The next day we enjoyed a great breakfast and we were finally able to leave the city of Rio Turbio, finally! However we arrived at 5 pm in El Calafate which ment another day wasted of traveling. After arriving in El Calafate we didn’t hesitated to buy a ticket back to Punta Arenas so we would not miss out flight back to Santiago.

The following day we headed out to the biggest glacier in South America, the Perito Moreno glacier. We didn’t book any tour as they don’t do complete tours that includes hiking on the glacier and drinking whiskey with a little bit of fresh glacier water (our hosts in Rio Turbio told us about this tour and recommend it). Tobad that these tours start from August. Instead we paid for a bus ticket and headed out on our own.
Unfortunately we weren’t very lucky with the weather in the morning. Most of the glacier was covered in fog making only the front

visible and the rest, including the mountains was covered in fog. However the view in the morning was still spectacular and the occasional snowfall made it quite magical. In the afternoon the fog started to clear up, making the glacier with the surrounding mountains around it visible.

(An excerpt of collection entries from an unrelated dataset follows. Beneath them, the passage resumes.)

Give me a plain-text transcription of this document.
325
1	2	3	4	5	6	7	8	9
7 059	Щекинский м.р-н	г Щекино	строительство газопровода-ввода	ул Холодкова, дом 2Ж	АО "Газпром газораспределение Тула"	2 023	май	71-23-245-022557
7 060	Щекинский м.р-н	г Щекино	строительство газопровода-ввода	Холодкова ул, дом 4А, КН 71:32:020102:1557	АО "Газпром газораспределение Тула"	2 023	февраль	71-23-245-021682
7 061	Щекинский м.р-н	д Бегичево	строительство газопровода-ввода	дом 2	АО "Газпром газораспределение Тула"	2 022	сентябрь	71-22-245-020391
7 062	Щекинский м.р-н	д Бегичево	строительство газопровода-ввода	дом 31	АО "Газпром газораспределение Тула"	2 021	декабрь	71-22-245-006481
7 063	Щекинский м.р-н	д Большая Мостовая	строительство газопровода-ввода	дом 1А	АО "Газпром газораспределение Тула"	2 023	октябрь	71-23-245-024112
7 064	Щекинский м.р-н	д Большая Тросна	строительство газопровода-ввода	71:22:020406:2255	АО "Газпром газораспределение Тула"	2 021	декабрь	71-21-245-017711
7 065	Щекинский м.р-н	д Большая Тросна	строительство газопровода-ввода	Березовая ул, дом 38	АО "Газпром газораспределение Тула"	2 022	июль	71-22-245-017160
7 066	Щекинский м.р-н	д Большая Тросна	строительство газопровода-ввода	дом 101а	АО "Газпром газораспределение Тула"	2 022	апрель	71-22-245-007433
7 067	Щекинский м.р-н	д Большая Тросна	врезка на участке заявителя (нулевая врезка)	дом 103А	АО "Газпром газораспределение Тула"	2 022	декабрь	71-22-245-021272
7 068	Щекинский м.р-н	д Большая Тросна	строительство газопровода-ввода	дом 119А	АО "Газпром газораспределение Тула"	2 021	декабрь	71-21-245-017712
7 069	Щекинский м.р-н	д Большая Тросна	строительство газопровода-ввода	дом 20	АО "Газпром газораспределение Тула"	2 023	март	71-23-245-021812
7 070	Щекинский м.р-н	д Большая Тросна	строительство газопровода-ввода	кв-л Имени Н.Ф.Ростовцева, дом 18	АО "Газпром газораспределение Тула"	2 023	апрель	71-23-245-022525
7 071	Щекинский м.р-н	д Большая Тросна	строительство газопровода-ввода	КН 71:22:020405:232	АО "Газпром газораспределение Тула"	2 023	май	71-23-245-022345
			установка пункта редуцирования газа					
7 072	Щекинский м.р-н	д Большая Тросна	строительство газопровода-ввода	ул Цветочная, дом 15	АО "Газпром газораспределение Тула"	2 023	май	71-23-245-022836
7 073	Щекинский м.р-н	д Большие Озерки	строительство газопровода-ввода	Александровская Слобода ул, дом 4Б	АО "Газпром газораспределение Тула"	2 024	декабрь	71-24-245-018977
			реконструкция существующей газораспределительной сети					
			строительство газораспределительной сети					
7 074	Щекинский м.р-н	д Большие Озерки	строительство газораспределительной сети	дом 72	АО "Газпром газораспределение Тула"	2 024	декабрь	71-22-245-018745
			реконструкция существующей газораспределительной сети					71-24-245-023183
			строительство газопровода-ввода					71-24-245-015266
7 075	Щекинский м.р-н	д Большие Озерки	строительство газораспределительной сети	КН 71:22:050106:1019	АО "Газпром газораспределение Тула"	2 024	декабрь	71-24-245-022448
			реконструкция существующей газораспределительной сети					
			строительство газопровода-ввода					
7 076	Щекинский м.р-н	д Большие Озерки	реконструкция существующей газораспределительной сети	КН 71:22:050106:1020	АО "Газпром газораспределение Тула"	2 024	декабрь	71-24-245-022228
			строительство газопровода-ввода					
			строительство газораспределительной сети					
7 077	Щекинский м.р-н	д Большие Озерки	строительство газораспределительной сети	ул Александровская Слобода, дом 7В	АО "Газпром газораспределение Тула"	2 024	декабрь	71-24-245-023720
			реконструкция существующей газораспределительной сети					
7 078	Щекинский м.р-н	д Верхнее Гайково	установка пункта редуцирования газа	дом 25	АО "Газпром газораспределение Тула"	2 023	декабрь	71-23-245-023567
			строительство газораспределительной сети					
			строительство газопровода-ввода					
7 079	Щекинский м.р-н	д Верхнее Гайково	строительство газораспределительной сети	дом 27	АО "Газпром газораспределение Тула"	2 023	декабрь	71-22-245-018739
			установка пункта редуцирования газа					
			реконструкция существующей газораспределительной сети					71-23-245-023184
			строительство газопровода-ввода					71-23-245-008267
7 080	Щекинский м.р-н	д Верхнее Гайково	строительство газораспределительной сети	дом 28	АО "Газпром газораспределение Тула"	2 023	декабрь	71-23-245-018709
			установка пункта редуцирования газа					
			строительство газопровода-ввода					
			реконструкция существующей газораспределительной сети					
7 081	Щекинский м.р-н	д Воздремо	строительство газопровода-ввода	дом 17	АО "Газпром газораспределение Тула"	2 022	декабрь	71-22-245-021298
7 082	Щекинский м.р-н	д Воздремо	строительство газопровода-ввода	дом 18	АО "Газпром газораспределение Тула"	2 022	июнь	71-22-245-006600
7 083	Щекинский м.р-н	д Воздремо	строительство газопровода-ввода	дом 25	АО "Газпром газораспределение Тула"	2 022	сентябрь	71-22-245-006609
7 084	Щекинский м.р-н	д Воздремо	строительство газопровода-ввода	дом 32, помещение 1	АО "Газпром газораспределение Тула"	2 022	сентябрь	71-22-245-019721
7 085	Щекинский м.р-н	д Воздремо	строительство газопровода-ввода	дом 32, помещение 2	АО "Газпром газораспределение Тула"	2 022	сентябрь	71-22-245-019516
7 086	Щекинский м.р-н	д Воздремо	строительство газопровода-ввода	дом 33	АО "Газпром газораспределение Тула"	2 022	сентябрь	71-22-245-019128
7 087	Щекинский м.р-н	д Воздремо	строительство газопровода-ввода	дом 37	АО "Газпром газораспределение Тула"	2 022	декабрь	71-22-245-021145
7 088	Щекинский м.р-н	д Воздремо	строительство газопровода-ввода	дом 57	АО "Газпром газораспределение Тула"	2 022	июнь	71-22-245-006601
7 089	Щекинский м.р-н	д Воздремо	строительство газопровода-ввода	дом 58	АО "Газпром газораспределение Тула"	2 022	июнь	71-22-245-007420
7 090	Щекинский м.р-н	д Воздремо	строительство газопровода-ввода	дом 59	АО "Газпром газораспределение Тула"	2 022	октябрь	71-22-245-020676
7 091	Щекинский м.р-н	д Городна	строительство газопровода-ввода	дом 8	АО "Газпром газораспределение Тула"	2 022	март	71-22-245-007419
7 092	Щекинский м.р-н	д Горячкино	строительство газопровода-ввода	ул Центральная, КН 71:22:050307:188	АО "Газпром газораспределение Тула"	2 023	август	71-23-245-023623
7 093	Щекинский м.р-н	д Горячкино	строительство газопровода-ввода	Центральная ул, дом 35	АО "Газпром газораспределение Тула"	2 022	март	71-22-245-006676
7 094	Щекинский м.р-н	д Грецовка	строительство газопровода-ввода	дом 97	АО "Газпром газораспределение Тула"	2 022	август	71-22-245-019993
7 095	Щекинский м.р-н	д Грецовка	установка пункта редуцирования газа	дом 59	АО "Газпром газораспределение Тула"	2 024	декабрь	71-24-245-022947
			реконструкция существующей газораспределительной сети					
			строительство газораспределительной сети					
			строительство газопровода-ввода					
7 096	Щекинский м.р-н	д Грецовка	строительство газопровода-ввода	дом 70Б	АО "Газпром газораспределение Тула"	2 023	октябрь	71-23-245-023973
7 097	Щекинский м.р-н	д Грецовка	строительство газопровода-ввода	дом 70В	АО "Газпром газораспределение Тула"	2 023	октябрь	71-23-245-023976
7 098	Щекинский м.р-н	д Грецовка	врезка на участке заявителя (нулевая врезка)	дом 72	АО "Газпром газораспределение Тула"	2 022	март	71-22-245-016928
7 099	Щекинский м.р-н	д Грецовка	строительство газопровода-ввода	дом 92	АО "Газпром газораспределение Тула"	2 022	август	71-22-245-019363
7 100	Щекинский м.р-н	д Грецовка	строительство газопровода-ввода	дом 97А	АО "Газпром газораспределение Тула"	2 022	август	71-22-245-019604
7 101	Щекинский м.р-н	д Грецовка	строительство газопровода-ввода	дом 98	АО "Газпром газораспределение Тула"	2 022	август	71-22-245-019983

The national park build a staircase on the side of the mountain to be able to see the glacier from different viewpoints. There is also another option to view the glacier from a ‘closer’ view, by boat. Which is actually the same price as the entry ticket (AR260, or 26 euro) and because of safety reasons the cannot get really close. It make senses because the glacier is melting and a lot of ice can break off.

We didn’t think this extra option was worth it as you get just a little bit closer in comparison to the staircase not to mention being on a boat full of people for an hour.

We did end up at the docks of the boat tour as we walked the hole path down the mountain. This was at the foot of the mountain/hill whatever you want to call it and buses would pick people up from below and top to transfer people. We asked the drivers of the buses to take us back up the mountain however nobody wanted to take us as they where private tours. Side note, the bus was almost empty with a lot of free seats and they were going up the mountain anyway to pick up people. Even the regular buses didn’t want to take us as we didn’t had a boat ticket, we had to walk up ourselves. One of the bus drivers even said he wasn’t going up and after walking back up we spotted the same guy driving down. We didn’t understand the problem of taking 3 guys with you on a bus as the bus was empty and he was going up. Anyways Timon was a little annoyed, and so were we but Timon decided to show his middle finger to the bus driver that ‘lied’ to us and that guy went crazy. He drove his bus backwards on a very steep mountain road and started to curse to us in Spanish, crazy latino’s haha. I feel that guys in latin america have a very short temper, although I don’t want to generalize we experienced other stuff as wel, what do you think? Any experiences with this?

It was an impressive day with sounds of cracking ice and amazing views that I always wanted to experience in my life. Seeing big pieces of ice fall into the water was quite impressive sight to see and a very unique experience. Seeing the colors of the glacier, so blue, pictures below don’t do enough justice in my opinion. I highly recommend to visit this spectacular place if you decide to visit the Patagonia in South America.